Calostoma cinnabarinum was thought to be saprotrophic, and has been described in this manner in both scholarly and popular discussions of the species. However, this classification was the result of its taxonomic history and comparisons with saprotrophic fungi that are not closely related. After its assignment to the Sclerodermatineae, a suborder whose members are ectomycorrhizal, its ecological role came into question. In 2007, Andrew Wilson and David Hibbett of Clark University and Eric Hobbie of the University of New Hampshire employed isotopic labeling, DNA sequencing, and morphological analysis to determine that this species is also ectomycorrhizal. Like all mycorrhizal fungi, C. cinnabarinum establishes a mutualistic relationship with the roots of trees, allowing the fungus to exchange minerals and amino acids extracted from the soil for fixed carbon from the host. The subterranean hyphae of the fungus grow a sheath of tissue around the rootlets of the tree. This association is especially beneficial to the host, as the fungus produces enzymes that mineralize organic compounds and facilitate the transfer of nutrients to the tree. The only host trees identified for C. cinnabarinus are Quercus oaks, although related members of Calostoma have been observed to associate with other trees in the family Fagaceae, such as beech.

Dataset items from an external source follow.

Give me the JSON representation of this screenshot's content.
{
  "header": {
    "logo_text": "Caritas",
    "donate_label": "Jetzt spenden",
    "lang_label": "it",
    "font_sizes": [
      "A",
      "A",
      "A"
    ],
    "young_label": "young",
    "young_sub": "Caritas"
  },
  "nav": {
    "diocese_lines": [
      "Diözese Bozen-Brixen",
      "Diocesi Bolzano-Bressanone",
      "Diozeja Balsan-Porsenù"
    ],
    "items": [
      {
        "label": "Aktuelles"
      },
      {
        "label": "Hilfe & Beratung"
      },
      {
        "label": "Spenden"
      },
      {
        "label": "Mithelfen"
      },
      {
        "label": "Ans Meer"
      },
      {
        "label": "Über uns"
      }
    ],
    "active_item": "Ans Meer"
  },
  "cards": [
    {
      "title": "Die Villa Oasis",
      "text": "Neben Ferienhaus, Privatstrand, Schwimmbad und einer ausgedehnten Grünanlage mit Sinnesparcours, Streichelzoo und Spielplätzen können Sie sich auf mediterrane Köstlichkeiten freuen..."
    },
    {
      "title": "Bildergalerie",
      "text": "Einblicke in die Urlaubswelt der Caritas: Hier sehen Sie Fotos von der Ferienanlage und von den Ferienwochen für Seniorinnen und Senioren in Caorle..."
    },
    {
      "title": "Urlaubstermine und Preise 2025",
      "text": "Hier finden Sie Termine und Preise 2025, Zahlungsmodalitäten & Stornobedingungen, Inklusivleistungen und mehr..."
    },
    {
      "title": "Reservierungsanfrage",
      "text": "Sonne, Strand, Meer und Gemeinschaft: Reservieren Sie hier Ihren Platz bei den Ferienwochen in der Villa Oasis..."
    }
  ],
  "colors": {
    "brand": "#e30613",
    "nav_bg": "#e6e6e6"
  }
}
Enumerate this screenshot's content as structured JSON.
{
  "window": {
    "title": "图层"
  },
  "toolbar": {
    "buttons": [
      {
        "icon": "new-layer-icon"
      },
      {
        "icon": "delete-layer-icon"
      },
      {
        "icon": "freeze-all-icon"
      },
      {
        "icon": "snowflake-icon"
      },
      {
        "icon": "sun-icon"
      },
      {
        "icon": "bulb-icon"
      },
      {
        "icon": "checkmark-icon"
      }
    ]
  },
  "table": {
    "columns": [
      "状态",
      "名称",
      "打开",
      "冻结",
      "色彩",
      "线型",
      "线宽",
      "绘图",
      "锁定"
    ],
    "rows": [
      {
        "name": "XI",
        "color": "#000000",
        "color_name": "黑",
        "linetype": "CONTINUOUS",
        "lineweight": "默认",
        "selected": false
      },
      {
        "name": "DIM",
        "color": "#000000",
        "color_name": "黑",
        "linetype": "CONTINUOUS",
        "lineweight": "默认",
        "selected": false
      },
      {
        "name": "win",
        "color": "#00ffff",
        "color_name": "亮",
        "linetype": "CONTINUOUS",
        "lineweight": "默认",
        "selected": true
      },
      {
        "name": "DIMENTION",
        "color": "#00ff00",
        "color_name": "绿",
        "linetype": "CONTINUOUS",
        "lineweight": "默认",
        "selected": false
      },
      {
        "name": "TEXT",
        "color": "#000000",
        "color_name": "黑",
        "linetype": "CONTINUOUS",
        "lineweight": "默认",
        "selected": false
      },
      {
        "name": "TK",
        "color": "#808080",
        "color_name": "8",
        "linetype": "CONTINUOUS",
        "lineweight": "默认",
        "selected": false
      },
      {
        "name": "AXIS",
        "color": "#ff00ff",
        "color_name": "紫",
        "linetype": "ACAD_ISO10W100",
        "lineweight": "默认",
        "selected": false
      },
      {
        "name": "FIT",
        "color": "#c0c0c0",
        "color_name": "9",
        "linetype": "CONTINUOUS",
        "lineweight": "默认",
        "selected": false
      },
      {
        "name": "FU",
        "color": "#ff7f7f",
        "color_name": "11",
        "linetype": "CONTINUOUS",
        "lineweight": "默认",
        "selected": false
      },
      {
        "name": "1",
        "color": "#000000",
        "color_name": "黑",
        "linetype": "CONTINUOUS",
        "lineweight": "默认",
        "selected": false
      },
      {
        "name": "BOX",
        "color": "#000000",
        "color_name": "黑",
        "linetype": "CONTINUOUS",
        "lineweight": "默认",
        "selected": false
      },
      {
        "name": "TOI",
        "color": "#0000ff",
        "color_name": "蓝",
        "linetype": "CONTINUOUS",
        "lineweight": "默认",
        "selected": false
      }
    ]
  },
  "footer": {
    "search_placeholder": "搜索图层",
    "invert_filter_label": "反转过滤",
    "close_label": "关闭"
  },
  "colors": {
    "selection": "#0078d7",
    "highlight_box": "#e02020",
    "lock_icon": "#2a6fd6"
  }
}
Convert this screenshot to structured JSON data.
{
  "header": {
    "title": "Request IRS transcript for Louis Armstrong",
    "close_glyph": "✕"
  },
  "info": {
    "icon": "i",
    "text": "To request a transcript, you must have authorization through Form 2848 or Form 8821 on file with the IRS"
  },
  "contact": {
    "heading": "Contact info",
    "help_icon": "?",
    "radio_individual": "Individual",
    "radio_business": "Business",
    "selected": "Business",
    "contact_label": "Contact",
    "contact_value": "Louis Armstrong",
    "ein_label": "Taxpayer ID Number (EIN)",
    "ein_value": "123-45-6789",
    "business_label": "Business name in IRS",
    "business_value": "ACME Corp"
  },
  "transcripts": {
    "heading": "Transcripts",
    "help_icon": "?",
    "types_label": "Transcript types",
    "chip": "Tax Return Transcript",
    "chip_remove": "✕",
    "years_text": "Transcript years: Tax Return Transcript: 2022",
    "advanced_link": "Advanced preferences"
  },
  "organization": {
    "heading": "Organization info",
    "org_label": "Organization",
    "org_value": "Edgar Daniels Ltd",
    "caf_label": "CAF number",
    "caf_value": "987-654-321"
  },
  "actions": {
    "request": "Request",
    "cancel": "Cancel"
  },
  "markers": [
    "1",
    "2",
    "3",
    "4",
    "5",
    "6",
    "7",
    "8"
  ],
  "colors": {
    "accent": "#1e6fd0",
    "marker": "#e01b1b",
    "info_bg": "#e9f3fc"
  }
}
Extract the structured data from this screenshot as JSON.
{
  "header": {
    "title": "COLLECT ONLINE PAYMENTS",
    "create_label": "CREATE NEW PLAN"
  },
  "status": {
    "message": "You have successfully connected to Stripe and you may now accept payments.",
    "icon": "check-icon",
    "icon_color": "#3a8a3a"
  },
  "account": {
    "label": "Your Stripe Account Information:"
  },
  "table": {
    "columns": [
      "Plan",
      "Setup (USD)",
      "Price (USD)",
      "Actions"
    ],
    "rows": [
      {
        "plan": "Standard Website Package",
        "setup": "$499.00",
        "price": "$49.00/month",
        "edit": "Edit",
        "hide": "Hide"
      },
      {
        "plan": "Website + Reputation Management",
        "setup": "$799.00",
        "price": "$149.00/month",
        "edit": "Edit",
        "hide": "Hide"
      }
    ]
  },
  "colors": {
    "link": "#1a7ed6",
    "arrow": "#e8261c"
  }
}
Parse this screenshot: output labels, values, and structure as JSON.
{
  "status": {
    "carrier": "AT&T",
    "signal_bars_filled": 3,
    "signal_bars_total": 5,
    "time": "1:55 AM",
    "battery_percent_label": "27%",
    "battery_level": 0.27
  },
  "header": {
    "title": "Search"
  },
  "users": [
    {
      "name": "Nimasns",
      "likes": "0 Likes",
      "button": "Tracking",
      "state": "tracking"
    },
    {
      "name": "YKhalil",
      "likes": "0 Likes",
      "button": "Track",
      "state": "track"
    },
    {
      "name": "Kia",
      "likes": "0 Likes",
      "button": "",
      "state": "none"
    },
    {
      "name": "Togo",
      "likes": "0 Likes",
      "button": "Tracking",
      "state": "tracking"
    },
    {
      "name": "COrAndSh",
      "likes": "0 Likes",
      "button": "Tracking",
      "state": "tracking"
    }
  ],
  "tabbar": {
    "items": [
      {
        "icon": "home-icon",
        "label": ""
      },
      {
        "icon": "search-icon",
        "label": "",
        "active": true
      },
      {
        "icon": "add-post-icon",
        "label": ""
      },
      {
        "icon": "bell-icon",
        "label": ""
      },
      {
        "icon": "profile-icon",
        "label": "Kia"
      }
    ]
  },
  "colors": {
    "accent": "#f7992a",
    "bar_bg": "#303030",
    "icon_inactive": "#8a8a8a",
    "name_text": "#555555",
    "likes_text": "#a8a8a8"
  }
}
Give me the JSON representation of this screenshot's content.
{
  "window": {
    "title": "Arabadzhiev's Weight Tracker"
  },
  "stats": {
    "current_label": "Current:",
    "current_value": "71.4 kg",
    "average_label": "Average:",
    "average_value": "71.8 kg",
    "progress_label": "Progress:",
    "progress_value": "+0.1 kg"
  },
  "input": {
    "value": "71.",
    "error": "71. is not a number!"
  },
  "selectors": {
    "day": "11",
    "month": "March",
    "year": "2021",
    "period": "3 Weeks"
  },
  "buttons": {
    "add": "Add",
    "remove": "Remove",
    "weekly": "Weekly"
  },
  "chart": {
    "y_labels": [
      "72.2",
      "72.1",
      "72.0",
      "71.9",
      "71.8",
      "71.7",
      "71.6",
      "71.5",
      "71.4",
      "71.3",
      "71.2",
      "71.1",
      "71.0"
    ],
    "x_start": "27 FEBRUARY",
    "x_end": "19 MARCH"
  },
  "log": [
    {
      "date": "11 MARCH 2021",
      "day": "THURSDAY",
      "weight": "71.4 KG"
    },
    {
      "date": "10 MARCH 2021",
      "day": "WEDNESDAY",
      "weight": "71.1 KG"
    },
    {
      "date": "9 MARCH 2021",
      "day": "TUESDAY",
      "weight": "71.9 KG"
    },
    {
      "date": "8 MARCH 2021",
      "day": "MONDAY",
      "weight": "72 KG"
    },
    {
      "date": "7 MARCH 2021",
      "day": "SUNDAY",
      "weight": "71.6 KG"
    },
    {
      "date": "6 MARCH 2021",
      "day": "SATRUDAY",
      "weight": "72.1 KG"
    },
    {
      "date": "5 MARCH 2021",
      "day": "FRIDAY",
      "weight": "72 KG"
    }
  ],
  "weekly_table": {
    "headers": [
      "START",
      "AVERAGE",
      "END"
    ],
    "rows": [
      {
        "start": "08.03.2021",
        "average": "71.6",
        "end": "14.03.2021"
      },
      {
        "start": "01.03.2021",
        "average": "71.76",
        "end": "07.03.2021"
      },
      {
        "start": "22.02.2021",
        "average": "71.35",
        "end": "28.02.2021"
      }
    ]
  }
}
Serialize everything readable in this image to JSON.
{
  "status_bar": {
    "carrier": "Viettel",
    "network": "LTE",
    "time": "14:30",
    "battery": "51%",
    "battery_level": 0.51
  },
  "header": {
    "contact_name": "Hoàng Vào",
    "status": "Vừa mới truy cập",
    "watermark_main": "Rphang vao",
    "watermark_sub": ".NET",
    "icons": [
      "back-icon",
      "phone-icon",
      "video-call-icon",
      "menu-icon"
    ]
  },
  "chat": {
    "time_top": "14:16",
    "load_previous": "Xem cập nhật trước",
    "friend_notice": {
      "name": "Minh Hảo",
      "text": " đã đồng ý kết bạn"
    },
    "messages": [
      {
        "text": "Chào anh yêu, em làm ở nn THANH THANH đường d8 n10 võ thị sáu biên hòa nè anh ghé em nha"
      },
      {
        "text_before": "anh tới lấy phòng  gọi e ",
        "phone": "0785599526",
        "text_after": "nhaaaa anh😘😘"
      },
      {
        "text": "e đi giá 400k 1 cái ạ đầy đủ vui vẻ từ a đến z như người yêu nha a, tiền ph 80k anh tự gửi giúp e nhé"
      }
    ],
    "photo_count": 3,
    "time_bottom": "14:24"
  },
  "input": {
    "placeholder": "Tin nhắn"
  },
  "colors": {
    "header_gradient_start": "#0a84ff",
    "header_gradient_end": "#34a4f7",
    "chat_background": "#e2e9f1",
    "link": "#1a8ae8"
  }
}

In addition to its required association with oaks, C. cinnabarinum appears to be restricted to wetter forests. Early descriptions of its habitat found it in "rather moist situations" and in "damp woods", and David Arora has more recently described its preference for the humid forests of the southern Appalachians. In contrast, it has not been detected in the dry oak forests of California and is likely also absent from the dry tropical forests of western Costa Rica. In Brazil it has been observed in the sandy soil and drier conditions of the Caatinga and cerrado, although only after periods of heavy rainfall. Its outer layer may provide protection from desiccation. Fruit bodies are most common in the late summer and fall, although spring occurrences are known.

Squirrels have been known to feed on C. cinnabarinum, although its gelatinous coating deters insect predation.

== Uses ==
As with all members of its genus, C. cinnabarinum is generally considered inedible by field guides. Because the fruit bodies begin development underground, they are too tough for consumption by the time they are visible, and their appearance may be considered unappetizing. A study of the cultural practices of mestizo descendants of the Otomi people in Tenango de Doria, Mexico, reported that immature specimens of C. cinnabarinum, known locally as yemitas, were frequently eaten raw in the past, especially by children. Consumption of the species was no longer commonplace, with only five of the 450 locals interviewed familiar with the practice. The gleba of C. cinnabarinum has been described as having a mild taste and, despite a local recollection to the contrary, is not sweet. C. cinnabarinum has also been used in traditional medicine. A 1986 ethnomycological study of native traditions in Veracruz identified this use of huang noono, which locals roasted, then consumed as a powder with mineral water to treat gastrointestinal distress. Unlike these Mexican traditions, Hunan folk beliefs hold that the mushroom is poisonous on account of its bright color.